To this she held up her arm and pinched her skin, to denote that the skin contained her blood, and said in seriousness,"Gypsy is in the blood. Gypsy is the best blood.”
I asked if it had been hard where she had been.
“They killed my brother. And then they killed my cousin,” she said.
“Why?”
“Because Gypsy.”
“Who killed them?”
“Skinheads. At nightclub. After nightclub. One year ago only. Don't like gypsy. Much trouble for gypsy people.”
We looked out the window. The house seemed to be able to hold any emotion, as if its joints and stucco and brick were now transformed into a strong person, a present person yet one whose face we could not see. The hydro lines and telephone lines stretched through rural hills outside like elastics that never broke, and if one did break, there were others that kept up the work of going along and along and along. In a moment a group of about two or three entered the room and broke the energy, the almost sacred place that a conversation can be with the wind going outside and the night coming.
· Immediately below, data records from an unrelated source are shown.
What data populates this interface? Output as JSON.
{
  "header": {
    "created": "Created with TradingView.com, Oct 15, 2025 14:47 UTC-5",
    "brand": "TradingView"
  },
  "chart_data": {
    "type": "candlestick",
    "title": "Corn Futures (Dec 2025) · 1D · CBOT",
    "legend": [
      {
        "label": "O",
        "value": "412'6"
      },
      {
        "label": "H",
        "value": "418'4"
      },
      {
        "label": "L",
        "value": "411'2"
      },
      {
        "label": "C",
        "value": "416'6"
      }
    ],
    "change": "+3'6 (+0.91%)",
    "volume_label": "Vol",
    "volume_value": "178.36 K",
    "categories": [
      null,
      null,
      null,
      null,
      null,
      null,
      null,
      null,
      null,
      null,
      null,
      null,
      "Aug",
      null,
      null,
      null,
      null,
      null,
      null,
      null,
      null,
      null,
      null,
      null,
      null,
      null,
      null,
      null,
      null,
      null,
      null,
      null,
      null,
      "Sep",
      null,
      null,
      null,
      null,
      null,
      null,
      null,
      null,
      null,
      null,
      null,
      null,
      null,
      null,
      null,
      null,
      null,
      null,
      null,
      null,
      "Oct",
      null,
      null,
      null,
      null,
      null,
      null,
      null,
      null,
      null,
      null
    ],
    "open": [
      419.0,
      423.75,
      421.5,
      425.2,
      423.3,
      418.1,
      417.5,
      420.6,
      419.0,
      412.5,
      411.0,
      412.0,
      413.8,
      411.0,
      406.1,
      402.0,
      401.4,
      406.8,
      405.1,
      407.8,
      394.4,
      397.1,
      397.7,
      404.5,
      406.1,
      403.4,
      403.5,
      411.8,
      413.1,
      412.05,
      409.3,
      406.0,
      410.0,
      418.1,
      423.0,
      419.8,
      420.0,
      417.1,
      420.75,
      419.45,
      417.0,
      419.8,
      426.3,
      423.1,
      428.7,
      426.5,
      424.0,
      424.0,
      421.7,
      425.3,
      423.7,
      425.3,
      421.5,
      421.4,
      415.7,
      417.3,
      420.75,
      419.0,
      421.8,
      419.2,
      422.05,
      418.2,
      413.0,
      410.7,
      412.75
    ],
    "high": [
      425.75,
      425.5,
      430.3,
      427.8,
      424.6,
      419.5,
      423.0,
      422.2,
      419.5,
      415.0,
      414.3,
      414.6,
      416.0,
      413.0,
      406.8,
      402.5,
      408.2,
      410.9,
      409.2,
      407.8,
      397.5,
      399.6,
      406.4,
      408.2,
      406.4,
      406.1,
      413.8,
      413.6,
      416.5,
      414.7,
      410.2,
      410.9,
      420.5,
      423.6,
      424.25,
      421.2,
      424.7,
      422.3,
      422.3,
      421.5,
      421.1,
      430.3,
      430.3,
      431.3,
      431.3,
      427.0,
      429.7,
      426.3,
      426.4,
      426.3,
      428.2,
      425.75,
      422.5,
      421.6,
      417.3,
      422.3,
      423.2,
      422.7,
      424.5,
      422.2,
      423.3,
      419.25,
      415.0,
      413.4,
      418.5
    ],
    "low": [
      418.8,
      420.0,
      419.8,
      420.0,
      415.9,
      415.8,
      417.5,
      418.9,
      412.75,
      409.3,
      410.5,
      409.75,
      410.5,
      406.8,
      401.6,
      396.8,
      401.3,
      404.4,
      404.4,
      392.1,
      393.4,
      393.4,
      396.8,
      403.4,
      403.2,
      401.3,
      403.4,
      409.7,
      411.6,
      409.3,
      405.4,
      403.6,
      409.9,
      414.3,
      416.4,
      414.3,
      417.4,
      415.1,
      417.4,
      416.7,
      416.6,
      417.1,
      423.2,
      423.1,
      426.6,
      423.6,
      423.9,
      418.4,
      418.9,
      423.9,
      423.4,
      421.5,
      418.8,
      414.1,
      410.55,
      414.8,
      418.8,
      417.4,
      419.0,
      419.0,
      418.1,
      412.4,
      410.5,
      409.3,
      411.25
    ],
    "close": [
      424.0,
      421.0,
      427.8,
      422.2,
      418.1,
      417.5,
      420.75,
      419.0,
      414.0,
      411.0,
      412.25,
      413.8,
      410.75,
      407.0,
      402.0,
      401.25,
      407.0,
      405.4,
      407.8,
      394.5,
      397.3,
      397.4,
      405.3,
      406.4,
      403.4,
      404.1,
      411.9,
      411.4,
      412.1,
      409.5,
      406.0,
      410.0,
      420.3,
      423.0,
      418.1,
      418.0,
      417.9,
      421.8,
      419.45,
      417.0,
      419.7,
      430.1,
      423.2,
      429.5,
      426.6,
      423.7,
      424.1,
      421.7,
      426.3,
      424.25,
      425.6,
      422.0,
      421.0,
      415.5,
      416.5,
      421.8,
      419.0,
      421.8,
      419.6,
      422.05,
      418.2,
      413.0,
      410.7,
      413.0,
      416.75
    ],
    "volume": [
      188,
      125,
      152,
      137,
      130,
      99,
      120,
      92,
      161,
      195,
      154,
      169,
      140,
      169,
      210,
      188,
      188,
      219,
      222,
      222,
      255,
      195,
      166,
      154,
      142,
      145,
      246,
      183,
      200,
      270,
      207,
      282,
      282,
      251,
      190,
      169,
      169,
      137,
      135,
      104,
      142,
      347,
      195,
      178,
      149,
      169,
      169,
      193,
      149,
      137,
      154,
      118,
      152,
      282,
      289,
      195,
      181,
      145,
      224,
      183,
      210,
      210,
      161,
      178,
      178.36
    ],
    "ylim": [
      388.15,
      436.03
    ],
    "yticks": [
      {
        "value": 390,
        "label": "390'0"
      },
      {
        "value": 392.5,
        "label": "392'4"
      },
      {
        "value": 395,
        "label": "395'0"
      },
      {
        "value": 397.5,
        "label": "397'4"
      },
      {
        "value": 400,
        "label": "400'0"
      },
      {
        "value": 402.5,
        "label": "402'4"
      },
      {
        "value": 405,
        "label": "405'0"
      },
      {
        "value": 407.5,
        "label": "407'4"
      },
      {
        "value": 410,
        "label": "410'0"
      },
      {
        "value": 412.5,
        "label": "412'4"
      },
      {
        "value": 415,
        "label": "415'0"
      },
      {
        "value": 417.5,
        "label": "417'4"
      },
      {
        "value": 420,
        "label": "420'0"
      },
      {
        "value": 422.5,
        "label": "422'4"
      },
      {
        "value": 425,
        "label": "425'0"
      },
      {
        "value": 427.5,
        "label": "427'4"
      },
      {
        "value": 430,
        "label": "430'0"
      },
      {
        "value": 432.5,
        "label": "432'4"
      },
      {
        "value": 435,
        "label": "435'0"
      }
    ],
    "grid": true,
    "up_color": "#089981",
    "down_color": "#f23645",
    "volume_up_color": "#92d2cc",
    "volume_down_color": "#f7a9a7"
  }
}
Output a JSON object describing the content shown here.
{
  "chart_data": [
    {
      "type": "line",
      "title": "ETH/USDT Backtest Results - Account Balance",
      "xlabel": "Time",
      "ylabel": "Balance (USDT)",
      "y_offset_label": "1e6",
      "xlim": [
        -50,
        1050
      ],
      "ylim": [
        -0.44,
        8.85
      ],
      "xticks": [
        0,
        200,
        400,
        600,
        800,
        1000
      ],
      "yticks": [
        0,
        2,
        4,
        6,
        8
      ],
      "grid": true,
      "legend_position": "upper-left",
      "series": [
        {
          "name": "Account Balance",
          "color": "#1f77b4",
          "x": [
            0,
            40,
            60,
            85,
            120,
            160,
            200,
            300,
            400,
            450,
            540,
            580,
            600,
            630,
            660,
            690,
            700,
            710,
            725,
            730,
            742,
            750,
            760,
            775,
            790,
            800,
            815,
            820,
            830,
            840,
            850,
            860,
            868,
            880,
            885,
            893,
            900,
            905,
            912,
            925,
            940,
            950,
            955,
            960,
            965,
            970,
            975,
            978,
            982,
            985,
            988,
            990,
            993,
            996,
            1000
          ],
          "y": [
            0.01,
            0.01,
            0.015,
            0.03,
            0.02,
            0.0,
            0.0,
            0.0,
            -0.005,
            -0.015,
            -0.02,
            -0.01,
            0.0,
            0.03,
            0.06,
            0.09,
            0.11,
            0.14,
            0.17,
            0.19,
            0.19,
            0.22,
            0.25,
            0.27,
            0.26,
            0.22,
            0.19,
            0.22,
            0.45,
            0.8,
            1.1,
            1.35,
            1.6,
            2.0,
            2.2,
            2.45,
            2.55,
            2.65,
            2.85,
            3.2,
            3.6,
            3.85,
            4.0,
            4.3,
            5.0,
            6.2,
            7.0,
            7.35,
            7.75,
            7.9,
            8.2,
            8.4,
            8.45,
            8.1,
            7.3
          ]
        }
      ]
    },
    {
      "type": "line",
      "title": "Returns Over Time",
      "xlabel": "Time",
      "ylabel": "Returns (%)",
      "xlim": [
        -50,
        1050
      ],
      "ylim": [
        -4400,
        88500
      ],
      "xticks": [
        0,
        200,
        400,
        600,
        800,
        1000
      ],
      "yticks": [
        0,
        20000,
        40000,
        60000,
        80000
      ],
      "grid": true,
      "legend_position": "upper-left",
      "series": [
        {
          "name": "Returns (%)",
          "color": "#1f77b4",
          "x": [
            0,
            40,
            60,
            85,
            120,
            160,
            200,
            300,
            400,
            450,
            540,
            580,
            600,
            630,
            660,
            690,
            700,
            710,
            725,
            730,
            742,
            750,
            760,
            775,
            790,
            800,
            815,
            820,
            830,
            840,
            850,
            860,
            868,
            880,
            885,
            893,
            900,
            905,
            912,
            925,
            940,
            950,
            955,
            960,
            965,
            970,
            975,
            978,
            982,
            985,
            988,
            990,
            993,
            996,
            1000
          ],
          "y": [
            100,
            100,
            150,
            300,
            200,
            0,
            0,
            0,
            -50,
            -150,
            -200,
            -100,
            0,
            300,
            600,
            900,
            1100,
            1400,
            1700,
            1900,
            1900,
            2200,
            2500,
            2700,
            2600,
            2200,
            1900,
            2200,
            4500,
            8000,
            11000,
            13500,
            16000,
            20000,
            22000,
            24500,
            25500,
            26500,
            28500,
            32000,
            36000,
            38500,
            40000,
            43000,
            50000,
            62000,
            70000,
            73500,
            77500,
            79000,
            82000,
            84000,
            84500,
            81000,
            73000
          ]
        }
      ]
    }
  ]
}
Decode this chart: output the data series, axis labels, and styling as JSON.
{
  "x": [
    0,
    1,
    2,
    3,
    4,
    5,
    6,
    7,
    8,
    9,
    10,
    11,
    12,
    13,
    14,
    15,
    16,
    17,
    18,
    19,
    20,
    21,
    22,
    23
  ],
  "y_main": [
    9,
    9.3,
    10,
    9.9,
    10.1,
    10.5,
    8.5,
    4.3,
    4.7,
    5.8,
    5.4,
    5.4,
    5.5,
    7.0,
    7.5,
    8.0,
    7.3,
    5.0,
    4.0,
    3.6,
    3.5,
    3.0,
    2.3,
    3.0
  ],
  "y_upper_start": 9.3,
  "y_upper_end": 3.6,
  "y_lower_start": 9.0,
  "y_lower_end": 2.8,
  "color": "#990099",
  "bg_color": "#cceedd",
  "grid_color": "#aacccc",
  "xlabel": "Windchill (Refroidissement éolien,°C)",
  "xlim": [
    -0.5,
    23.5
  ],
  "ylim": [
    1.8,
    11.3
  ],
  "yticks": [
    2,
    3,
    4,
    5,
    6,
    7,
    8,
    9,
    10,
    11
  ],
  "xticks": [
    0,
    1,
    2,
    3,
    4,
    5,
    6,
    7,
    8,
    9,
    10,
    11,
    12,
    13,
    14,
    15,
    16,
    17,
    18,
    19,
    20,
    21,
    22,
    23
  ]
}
She winked at me, as if to say it was alright and not to take her too seriously, and she called to the others because it was their joke of that week, ‘Gypsy woman, gypsy woman, gypsy woman!' I shot a glance outside. Tops of septic tanks were overgrown with wild bushes, and the alarm panels rose up and up affixed to metal poles, a series of mechanical and industrial sprouts that received the splashes of sun in the days and heard from the windows the stories relayed at nights from the house.
The other women laughed back while the old books and quarter round absorbed and took the collective noise in stride.